When I arrive back at the suite, Joel is still sleeping so I head down to breakfast solo. I'm very tired, so it takes me a moment of staring at the buffet to register what the hell I want to eat. After filling a plate with various meats and cheeses, I put a piece of bread in the toaster and begin to eyeball the “boil your own egg” station, contemplating whether or not I feel like dealing with this endeavor. I decide that an egg would be delightful on my toast, and proceed to load up the little baskets and submerge two into the water, while setting a timer. The helpful and patient hotel manager materializes, and quickly takes notice of the fact that I’m using the “egg cooker” before the water is actually ready yet. Because she is already familiar with the kind of trouble simple tools like keys and doors present to me, she explains that “letting the water boil and then leaving the eggs in for a little while” will achieve optimum results.

After my eggs are cooked, and I've carefully peeled them over the course of ten minutes, I consider my options. Because the only other patrons in the dining room are an elderly couple in the corner, who seem completely oblivious to my presence, I construct an egg, mortadella, and boursin sandwich on toast, and wolf it down before the manager witnesses my painfully American creation. I justify my actions with the knowledge that it may be awhile before I’ll be able to track down another breakfast sandwich.

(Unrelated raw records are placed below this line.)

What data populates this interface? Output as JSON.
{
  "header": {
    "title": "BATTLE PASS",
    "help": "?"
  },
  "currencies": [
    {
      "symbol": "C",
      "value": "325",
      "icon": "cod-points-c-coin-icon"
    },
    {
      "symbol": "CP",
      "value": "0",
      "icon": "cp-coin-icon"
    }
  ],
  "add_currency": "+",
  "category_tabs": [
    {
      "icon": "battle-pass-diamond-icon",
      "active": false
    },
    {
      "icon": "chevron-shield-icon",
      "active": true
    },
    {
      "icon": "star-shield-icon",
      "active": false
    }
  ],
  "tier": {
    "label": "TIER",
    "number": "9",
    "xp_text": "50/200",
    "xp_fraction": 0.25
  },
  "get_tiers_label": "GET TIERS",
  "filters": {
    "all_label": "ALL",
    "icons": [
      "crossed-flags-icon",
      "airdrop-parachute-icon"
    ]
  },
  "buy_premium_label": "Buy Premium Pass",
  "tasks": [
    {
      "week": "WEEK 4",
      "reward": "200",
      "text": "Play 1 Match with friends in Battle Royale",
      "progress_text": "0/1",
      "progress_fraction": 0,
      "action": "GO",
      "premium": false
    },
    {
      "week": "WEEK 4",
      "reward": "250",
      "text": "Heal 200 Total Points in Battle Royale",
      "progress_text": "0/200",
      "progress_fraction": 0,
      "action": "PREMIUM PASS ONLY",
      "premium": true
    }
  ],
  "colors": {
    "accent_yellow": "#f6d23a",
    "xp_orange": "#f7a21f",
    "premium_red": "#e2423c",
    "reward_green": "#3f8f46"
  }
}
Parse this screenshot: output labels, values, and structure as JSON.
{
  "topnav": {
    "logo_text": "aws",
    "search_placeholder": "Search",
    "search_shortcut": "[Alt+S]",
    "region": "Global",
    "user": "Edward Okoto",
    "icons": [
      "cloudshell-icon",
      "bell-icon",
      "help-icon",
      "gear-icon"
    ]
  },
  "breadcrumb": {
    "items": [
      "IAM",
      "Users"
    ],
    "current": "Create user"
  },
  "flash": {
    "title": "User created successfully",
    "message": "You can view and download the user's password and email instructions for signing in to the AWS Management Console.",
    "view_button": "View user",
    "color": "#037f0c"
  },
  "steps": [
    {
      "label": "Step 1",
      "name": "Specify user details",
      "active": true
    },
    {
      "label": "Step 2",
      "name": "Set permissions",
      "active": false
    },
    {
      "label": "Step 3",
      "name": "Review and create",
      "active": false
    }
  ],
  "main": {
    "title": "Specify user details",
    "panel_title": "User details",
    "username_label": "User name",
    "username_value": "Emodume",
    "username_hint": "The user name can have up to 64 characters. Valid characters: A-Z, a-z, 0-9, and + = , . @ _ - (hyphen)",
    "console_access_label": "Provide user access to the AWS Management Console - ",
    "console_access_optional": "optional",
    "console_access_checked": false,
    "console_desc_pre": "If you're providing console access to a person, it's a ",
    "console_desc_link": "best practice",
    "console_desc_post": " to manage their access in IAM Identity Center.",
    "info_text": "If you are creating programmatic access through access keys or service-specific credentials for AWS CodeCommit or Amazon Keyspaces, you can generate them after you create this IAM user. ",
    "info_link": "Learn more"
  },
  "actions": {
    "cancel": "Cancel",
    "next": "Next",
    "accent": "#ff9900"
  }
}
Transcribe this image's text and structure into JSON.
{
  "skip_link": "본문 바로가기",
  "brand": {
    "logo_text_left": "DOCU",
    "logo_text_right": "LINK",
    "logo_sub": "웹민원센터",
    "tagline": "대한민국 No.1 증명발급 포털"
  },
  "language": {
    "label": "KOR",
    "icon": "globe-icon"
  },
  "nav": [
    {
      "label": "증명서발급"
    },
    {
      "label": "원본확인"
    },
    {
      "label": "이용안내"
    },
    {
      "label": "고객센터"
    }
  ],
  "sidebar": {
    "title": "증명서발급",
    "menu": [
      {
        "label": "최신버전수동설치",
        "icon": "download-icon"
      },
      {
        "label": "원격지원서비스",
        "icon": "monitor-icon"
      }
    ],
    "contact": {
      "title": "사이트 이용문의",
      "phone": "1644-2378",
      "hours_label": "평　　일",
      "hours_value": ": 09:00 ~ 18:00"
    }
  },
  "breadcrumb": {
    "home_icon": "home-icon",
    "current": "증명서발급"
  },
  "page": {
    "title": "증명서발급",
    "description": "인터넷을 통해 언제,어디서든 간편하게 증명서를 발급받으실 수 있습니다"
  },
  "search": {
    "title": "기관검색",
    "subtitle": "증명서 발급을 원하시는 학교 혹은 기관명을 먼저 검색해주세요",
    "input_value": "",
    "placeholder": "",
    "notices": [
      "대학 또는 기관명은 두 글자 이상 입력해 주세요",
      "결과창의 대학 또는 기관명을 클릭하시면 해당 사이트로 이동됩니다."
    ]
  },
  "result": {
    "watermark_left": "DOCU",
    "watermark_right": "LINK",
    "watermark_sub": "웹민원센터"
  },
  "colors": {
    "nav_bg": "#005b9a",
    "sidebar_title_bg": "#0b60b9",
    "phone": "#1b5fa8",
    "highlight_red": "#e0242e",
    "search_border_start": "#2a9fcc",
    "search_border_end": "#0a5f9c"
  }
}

When I return to the suite, Joel is readying himself for breakfast. I begin to explain the process of using the hard-boiled egg cooker, but he has already had some of the pastries I brought back and just wants coffee. While we are checking out an hour later, The owner of the hotel, who also owns Goutorbe, introduces herself to me. We chat briefly, and upon discovering that I’m in the wine business she comps our breakfast. I attempt to explain the rest of our travel itinerary, but trying to explain that we are going to "Hellfest" begins to confuse her, so I thank her and we are on our way.

We have one more appointment in Champagne, at Pierre Gimmonet, before beginning out journey to the city of Tours. Dinner will not be skipped a second time.